I heard a quip the other day about Britan now having the most expensive rail fares in the world and apparently it's due to privitization. I think airlines will still be private for a long time to come but eventually the costs will be too much forcing some form of govt support. 

http://m.guardian.co.uk/commentisfr...ion-failed-nhs?cat=commentisfree&type=article


----------



## brylerjunction (Aug 8, 2011)

FWIW the man who owns the shipping terminals in Hong Kong ( we all know how busy they are and the amount of stuff that goes through them) has to by Government Law operate ferries from Main Land Hong Kong to Hong Kong Island at a lost as part of his agreement to run the shipping ports...and he does a great job the ferries and stations are nice and the boats are comfortable and always on time.


----------



## Carl (Feb 19, 2012)

That is good news......Need to progress in the issue of users of the mass transit systems to shoulder a larger share of the cost. Need to get off the government roles.


----------



## norgale (Apr 4, 2011)

Maybe it's the clientel that the RR serves. People who can't afford to drive or take the plane will have to take a bus or a train. Anyone who can't afford to have a car sure can't afford to ride the train either.
Therfore the train remains at a lower level price per ticket than would be profitable to attract riders.The only way the train can exist to serve the people who need it is to subsidize it with the government. Pete


----------



## manchesterjim (Dec 30, 2011)

norgale said:


> Maybe it's the clientel that the RR serves. People who can't afford to drive or take the plane will have to take a bus or a train. Anyone who can't afford to have a car sure can't afford to ride the train either.
> Therfore the train remains at a lower level price per ticket than would be profitable to attract riders.The only way the train can exist to serve the people who need it is to subsidize it with the government. Pete


I'll have to take issue with some of this Pete...

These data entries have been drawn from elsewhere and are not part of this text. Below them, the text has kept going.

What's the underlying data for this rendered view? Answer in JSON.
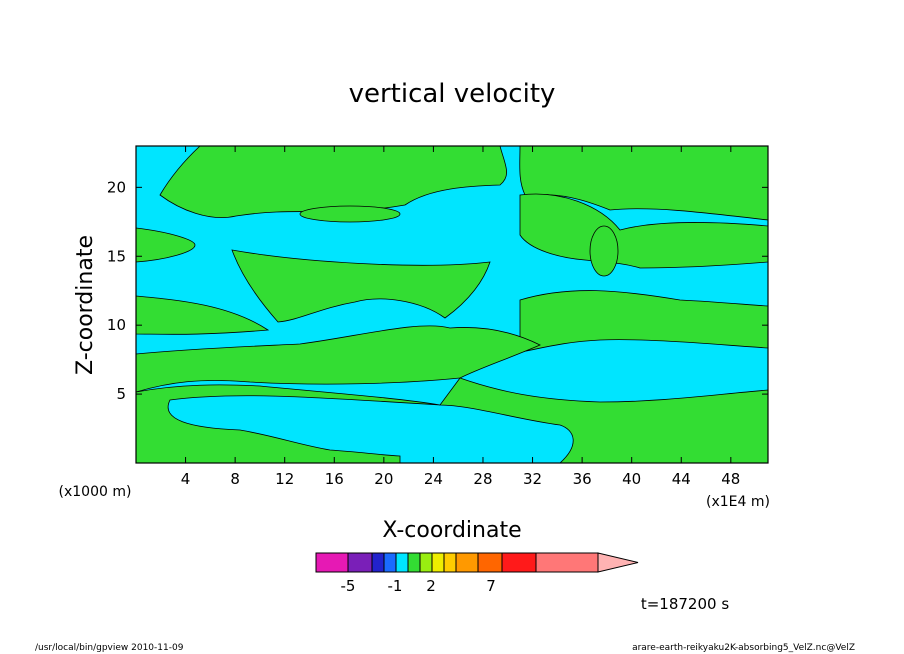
{
  "title": "vertical velocity",
  "footer": {
    "left": "/usr/local/bin/gpview  2010-11-09",
    "right": "arare-earth-reikyaku2K-absorbing5_VelZ.nc@VelZ"
  },
  "time_label": "t=187200 s",
  "colorbar": {
    "colors": [
      "#e619b4",
      "#7a1fb8",
      "#2222cc",
      "#1a6bff",
      "#00e5ff",
      "#33dd33",
      "#99ee11",
      "#eeee00",
      "#ffcc00",
      "#ff9900",
      "#ff6600",
      "#ff1a1a",
      "#ff7777",
      "#ffb3b3"
    ],
    "labels": [
      "-5",
      "-1",
      "2",
      "7"
    ]
  },
  "chart_data": {
    "type": "heatmap",
    "title": "vertical velocity",
    "xlabel": "X-coordinate",
    "ylabel": "Z-coordinate",
    "x_unit": "(x1E4 m)",
    "y_unit": "(x1000 m)",
    "xlim": [
      0,
      51
    ],
    "ylim": [
      0,
      23
    ],
    "x_ticks": [
      4,
      8,
      12,
      16,
      20,
      24,
      28,
      32,
      36,
      40,
      44,
      48
    ],
    "y_ticks": [
      5,
      10,
      15,
      20
    ],
    "fill_colors": {
      "negative": "#00e5ff",
      "positive": "#33dd33"
    },
    "time": "t=187200 s"
  }
}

For example, I prefer the train from DC to Boston for the simple fact that its cheaper, and faster, then driving. The Drive is about 9 hours...most of it sitting in traffic around DC, New York, ALL of Connecticut, and Boston. 

Both of my cars are in great shape so its not a question of reliability....its still cheaper to take the train. Flying into the North East (Boston Area) is ludicrous. Its not only costly, but in all the travel I've done over the last 5 years there, I rarely, if ever, see a plan that isn't full to the gills with grumpy Bostonians.....

As for the other riders I see on the trains....many live in areas where they don't need a car, so to travel to Grandma's house in the Midwest, they either ride or fly.

And to date...the very least expensive mode of mass-long distance transit is the Bus. (Greyhound).......and I surely will avoid that!

Jim


----------